Com o passar das horas, o tempo, iracundo, erguia-se como um monstro invisível, corroendo o que havia sido construído. A paisagem, antes familiar, agora se tornava um reflexo distorcido de sua memória. O vento, por sua vez, não apenas rugia, mas se manifestava em sete cores, como se as forças naturais estivessem alinhadas em algum tipo de encantamento místico. Tambores começaram a ressoar ao longe, ecoando como um chamado antigo, reverberando entre as montanhas e o céu turbulento. Raios cortavam as nuvens, e a tempestade, como um ritual, transformava o horizonte em um palco onde deuses esquecidos eram convocados, respondendo ao chamado das batidas cadenciadas. O ar se preenchia com a maresia de Algodoal, densa e carregada, trazendo consigo o cheiro salgado do oceano e o murmúrio de ondas que jamais dormem.
Era como se o próprio mar estivesse conspirando com os ventos e as luzes para revelar segredos que o tempo, durante tanto tempo, guardara. Objetos começaram a voar, vindos de direções imprevisíveis, como mensageiros de eras passadas. Fragmentos de histórias esquecidas flutuavam pelo ar, se entrelaçando no ritmo frenético dos tambores e das correntes de ar. Então, surgiram as sereias, emergindo das águas revoltas, suas formas ondulando entre as espumas, carregando promessas e segredos. Suas vozes, encantadoras e ancestrais, misturavam-se ao som dos tambores, num canto que falava de revelações guardadas no fundo do oceano e de encontros aguardados por séculos. Eram as guardiãs do mistério que o mar sussurrava, trazendo consigo o peso de histórias que só a maresia poderia contar.
O tempo, que antes parecia adormecido, despertou com uma nova energia, uma força renovada que parecia reger tanto o vento quanto as marés. E ele, aquele que testemunhava tudo, inclinou-se sobre seus papéis, tentando capturar a essência daquele momento indescritível. Escreveu, então, o poema que falava daquilo que os olhos viam, mas o coração apenas pressentia.

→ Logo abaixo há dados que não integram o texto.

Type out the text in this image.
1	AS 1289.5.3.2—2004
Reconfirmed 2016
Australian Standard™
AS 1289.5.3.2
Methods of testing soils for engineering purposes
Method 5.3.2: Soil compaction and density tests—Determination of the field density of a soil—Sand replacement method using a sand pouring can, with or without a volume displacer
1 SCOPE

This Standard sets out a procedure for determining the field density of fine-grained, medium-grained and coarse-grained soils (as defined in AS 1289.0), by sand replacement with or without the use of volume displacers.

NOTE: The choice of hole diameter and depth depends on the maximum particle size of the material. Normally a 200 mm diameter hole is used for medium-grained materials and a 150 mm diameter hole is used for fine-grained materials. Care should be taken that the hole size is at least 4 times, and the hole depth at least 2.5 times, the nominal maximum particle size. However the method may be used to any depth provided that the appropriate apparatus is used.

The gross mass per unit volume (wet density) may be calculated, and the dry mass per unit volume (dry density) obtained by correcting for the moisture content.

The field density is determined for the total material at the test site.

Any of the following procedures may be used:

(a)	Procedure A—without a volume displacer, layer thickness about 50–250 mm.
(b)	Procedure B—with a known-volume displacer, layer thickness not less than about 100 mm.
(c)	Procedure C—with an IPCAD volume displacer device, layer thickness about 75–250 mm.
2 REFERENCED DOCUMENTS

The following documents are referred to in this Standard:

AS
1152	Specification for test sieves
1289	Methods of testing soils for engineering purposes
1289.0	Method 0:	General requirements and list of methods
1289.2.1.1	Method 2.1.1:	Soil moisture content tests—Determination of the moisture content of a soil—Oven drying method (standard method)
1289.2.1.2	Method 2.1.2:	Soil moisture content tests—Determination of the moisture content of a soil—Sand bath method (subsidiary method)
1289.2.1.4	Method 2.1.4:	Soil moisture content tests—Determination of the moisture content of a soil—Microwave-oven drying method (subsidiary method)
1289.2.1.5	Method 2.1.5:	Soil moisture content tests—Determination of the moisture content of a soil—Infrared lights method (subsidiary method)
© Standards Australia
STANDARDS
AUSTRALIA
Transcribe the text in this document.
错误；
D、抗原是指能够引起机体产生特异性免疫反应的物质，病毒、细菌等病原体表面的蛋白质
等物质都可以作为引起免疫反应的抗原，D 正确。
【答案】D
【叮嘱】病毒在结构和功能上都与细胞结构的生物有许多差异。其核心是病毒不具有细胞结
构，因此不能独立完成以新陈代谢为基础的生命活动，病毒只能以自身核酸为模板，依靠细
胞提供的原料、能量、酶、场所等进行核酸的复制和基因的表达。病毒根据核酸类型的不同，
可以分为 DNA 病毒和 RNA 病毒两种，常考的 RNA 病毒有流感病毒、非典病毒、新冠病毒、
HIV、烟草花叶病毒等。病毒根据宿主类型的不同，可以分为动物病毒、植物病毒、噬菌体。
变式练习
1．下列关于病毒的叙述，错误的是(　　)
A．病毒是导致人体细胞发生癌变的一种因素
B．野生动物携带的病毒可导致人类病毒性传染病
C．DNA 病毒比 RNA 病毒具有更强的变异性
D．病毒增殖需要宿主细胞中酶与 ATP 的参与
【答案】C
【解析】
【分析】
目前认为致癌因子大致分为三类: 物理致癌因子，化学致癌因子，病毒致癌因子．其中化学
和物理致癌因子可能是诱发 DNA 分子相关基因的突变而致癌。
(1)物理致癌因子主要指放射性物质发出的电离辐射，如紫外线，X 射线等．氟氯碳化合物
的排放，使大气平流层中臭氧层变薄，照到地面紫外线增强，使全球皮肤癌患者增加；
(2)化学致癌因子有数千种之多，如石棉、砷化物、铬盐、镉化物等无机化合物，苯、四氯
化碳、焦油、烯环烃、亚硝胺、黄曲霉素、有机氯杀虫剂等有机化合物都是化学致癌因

O vento, por fim, recolheu-se em algum ponto distante do horizonte, como se exaurido de seu próprio poder, enquanto o céu ainda brilhava com as luzes da tempestade. O mar, inquieto, continuava a lançar ondas sobre a praia, onde o silêncio começava a retornar, embora ainda ressoassem ao longe os tambores, como ecos de algo muito maior. E assim, como se o próprio universo quisesse repousar, o poema adormeceu. O tempo adormeceu. O mundo adormeceu. Até Deus, cansado de observar o destino, adormeceu. O silêncio, amante da paz, reinou absoluto.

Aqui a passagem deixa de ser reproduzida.